The obligatory first post of every craft blogger (in my opinion at least) is how exactly you ended up so obsessed with this stuff anyway. Knitting? Crocheting? Don't you have better things to do with your time, like playing Angry Birds on your smartphone? Isn't that the obligatory bus activity after sleeping?
Well, other than the fact that I currently don't own a smartphone, the answer is that I like making things. I like making things in ways that only annoy me sometimes. I like getting to the end of the day, a day where everything could be going to hell, and being able to say: 'Well, I spent my whole day trying to get this program to work and it still doesn't work, but I got part of this sweater done, so I'm not completely useless.' I also like being able to do something during my commute which has tangible results, and keeps me from falling asleep (I don't care how interesting a book can be, when you get up at 4 in the morning, you'll still fall asleep. If I fall asleep knitting, then there's no hope that day. Falling asleep on the bus results in more headaches than not for me).
The second part of this is, of course, how did I learn? Well, my mother taught me to crochet when I was in 2nd grade, and since then I've picked it up on and off depending on if I was motivated enough. I got good enough to start making up my own crochet patterns when I was in high school. Crochet kippot, mainly. I then dropped it all in college, more or less, making only a scarf for a roommate during that time.
When I graduated and started working full time, I found myself back home with nothing much to do, and more time to do things. Needing a hat and scarf to wear to work, I picked up my crochet hook again and BS'ed a hat and scarf set. I then set out to prove I could do something bigger, found a afghan pattern I liked, and completed it (that afghan is the Demented Squares Afghan, by the way). From then on, I always had a project going, though I didn't devote much time to them. Part of the reason is that I never found crochet patterns I loved, and I wasn't good enough to make anything amazing on my own. My mom also scared me away from making wearables, as she has trouble with them, though I started getting over that.
Then, one weekend, my mom decided that she would try to learn how to knit. I decided that I would try to learn with her. We went out, bought a learn-to-knit book, needles, and yarn. My mom ended up getting frustrated and dropped it. I, however, learned to knit. (In a completely unplanned step, so did my youngest sister, who never got the hang of crochet and so had spent much time ignoring yarn crafts (she, however, cross-stitches amazingly well. It's a craft I wouldn't touch with a ten-foot pole. I hate sewing and anything like it)).
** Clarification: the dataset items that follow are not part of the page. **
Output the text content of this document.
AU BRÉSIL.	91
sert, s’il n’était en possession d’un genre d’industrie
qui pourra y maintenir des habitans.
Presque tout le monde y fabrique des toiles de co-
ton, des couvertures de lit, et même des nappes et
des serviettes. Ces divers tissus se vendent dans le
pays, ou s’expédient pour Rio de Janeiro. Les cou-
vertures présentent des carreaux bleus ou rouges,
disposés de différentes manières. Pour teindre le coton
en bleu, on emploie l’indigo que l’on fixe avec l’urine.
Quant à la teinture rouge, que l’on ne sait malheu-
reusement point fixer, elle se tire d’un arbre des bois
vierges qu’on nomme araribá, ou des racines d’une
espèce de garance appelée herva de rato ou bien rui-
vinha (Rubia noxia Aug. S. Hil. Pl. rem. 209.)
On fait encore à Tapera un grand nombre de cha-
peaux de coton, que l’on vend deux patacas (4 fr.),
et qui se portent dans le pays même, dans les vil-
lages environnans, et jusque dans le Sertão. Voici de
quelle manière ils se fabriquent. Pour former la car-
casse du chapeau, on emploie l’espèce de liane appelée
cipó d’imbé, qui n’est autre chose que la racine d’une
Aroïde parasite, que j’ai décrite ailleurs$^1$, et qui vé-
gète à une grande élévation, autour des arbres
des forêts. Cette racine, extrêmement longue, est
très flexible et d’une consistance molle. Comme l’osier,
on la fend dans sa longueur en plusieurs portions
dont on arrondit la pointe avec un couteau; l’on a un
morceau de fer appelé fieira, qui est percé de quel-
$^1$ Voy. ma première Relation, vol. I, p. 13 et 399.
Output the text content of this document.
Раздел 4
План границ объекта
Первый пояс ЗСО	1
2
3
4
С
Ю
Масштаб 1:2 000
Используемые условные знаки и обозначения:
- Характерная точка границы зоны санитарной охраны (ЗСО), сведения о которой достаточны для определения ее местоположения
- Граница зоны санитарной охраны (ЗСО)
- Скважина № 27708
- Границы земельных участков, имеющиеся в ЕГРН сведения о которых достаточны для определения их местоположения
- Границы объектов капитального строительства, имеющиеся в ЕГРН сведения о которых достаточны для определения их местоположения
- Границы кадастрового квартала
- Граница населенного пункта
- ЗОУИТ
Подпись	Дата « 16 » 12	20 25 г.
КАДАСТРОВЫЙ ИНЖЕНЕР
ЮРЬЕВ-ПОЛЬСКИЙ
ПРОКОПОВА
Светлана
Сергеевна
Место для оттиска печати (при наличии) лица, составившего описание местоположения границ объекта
I then learned that despite spending all that time wondering why the hell someone would do a craft that involved more than one active loop at at time, I loved to knit. It made a fabric I liked the look of better and that worked much better for wearables. There were tons of patterns out there than I liked, and I then found Raverly. Enough said. It was new to me, and I was motivated. I also learned to knit just at the time I was looking into getting more into crocheting, and it took me right off that track and applied my motivation to another one.
So now it's a little over a year later, and I now mostly knit. I still crochet, and I think there are still some things that are better crocheted (another topic for another day). Its all gotten me though hard times at work, gave me gifts to give people, gave me something that I could do on the bus and stay awake, and let me get shirts that actually fit (when I do it right, of course).
And now I should go to bed. To come, I'll cover some of the issues I had learning to knit, talk about some of my thoughts on both crafts and where I stand with them, as well as mention why I named the blog what I did (it's more embarrassing than exciting, so don't get your hopes up).